Student-athlete Haley Keller (Kaya Scodelario) is a competitive swimmer whose father Dave (Barry Pepper) coached her in her youth. Since her parents’ divorce, they have grown apart. One day, she gets a call from her sister telling her a Category 5 hurricane is on the way. Hayley becomes worried for their dad’s safety when he doesn’t answer his phone so she drives to his house. Soon the pair find themselves trapped in a flooding basement, fighting for their lives against an alligator that has broken into the house.
Since breaking out on the series ‘Skins’, Kaya Scodelario has scored some big blockbuster franchises including ‘The Maze Runner’ and ‘Pirates of the Caribbean’. Taking the part of a scream queen might seem like a step back but clearly she saw the potential of ‘Crawl’, which got good early buzz.
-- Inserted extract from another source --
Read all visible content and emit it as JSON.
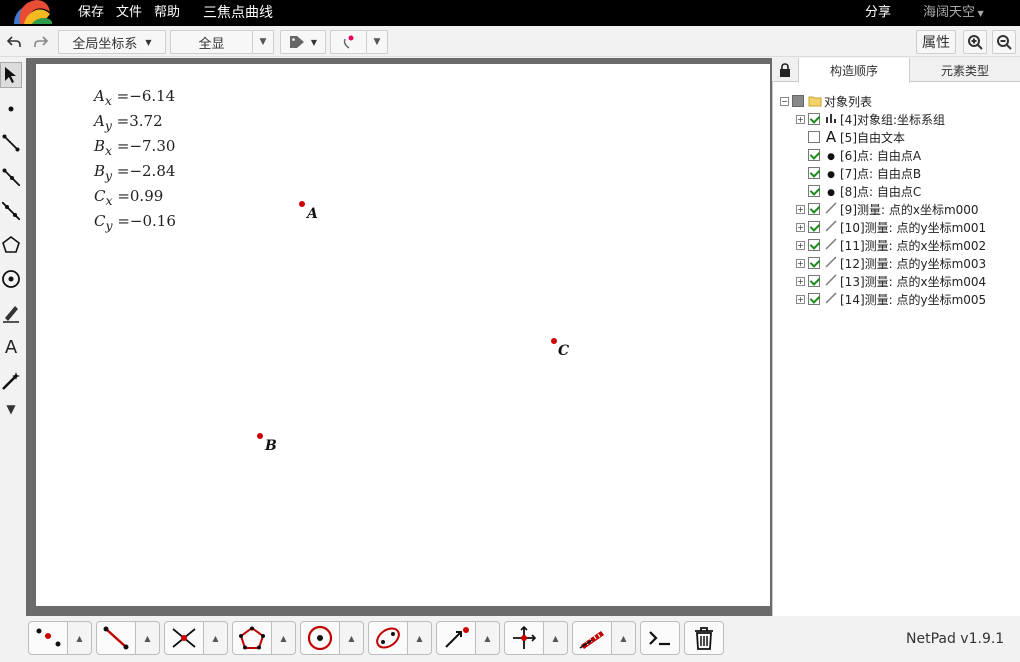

Turns out it was totally deserved.
It’s been a funny season for blockbusters and it’s a strange thing to say ‘Crawl’ may be the perfect summer movie but with its comparability to the likes of ‘Jaws’ and ‘Snakes on a Plane’ (there’s even a quote – “we’re gonna beat these pea-brain lizard shits”), that might not be too much of a stretch. Initially, with the obligatory broken family narrative and early reveal of the monster – an average in quality CGI alligator – one isn’t too impressed. But as the story moves along at a breath-taking pace with suspenseful turns and dramatic deaths, one gets sucked in.
The basement space in which much of the action takes place is the perfect setting for a horror – dark, damp and grotesque with rats running around, piles of shit, and dead, rotting animal corpses scattering the place. As it floods, the place becomes all the more frightening and hazardous. Though not without some stupid decisions on the part of the protagonist and certain plot points that make no sense (ever notice how different rules seem to apply to the heroes versus the victims?), there are a satisfactory number of jump scares for those seeking thrills and the finale goes so nuts - becoming a game of ‘The floor is lava’ - it is truly exhilarating.
Having directed such films as ‘The Hills Have Eyes’ remake, ‘Piranha 3D’, and that surreal Daniel Radcliffe movie ‘Horns’, Alejandre Aja goes forth confidently with his latest mad movie, and totally pulls it off. It’s fun, riveting, impressively taut (coming in at of under 90 mins, it’s ideal for a movie night out or in), and the kind of film you can see yourself returning to over and over again with your mates.